Divya Karthikeyan tells us how a notorious party drug from the 1960s is quietly becoming a treatment for depression in India – but it’s price might be too high.
“Ketan Parmar, a Mumbai-based psychiatrist, described the drug’s new avatar as ‘a breakthrough’ in psychiatric medicine. According to a paper titled Ketamine: A Light in the Darkness, authored by C Alexander Paleos and Stephen Ross, ketamine acts on a neurotransmitter system entirely distinct from the pathways which conventional Selective Serotonin Reuptake Inhibitor-based depression medication takes, involving serotonin, norepinephrine and dopamine.
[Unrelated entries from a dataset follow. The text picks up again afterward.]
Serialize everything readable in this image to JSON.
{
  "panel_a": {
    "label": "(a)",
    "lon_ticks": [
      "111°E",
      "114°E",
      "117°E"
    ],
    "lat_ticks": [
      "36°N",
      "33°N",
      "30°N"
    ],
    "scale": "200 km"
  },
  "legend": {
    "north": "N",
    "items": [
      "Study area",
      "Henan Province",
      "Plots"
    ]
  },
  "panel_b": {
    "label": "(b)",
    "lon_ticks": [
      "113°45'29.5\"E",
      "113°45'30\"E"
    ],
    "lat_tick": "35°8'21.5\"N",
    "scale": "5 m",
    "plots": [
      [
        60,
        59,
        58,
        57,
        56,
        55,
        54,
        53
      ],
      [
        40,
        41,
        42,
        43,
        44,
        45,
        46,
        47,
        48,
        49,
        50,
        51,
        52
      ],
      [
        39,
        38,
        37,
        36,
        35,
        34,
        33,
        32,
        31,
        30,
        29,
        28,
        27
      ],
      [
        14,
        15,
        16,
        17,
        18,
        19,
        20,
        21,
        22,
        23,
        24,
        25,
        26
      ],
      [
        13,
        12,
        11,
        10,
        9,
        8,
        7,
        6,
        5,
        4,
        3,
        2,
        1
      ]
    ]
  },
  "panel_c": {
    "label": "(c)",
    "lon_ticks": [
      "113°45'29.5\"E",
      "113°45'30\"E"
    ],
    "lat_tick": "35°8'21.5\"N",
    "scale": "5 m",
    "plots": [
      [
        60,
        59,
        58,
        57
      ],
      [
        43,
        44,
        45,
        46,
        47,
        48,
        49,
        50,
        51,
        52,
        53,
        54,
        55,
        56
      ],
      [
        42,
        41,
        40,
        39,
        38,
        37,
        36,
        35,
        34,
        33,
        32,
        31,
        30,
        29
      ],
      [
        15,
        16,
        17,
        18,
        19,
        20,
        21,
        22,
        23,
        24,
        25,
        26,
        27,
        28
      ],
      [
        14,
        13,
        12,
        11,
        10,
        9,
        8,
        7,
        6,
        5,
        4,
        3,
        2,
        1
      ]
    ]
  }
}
Ketamine, instead, works on the glutamate level. Glutamate is the major excitatory neurotransmitter for the central nervous system, and it involves all aspects of the neuronal life cycle, from migration and differentiation, to the genesis of new axons, to the survival of the neuron itself.
It has been found that depressed patients have elevated levels of glutamate in their blood and cerebrospinal fluid as compared to healthy controls, and these changes can be reversed. Under ketamine therapy, a patient receives one to five infusions, calibrated according to their receptivity. A small, harmless quantity (roughly 1 ml per kg weight of the patient) is usually given – two intravenous infusions could cost up to Rs 1,500.”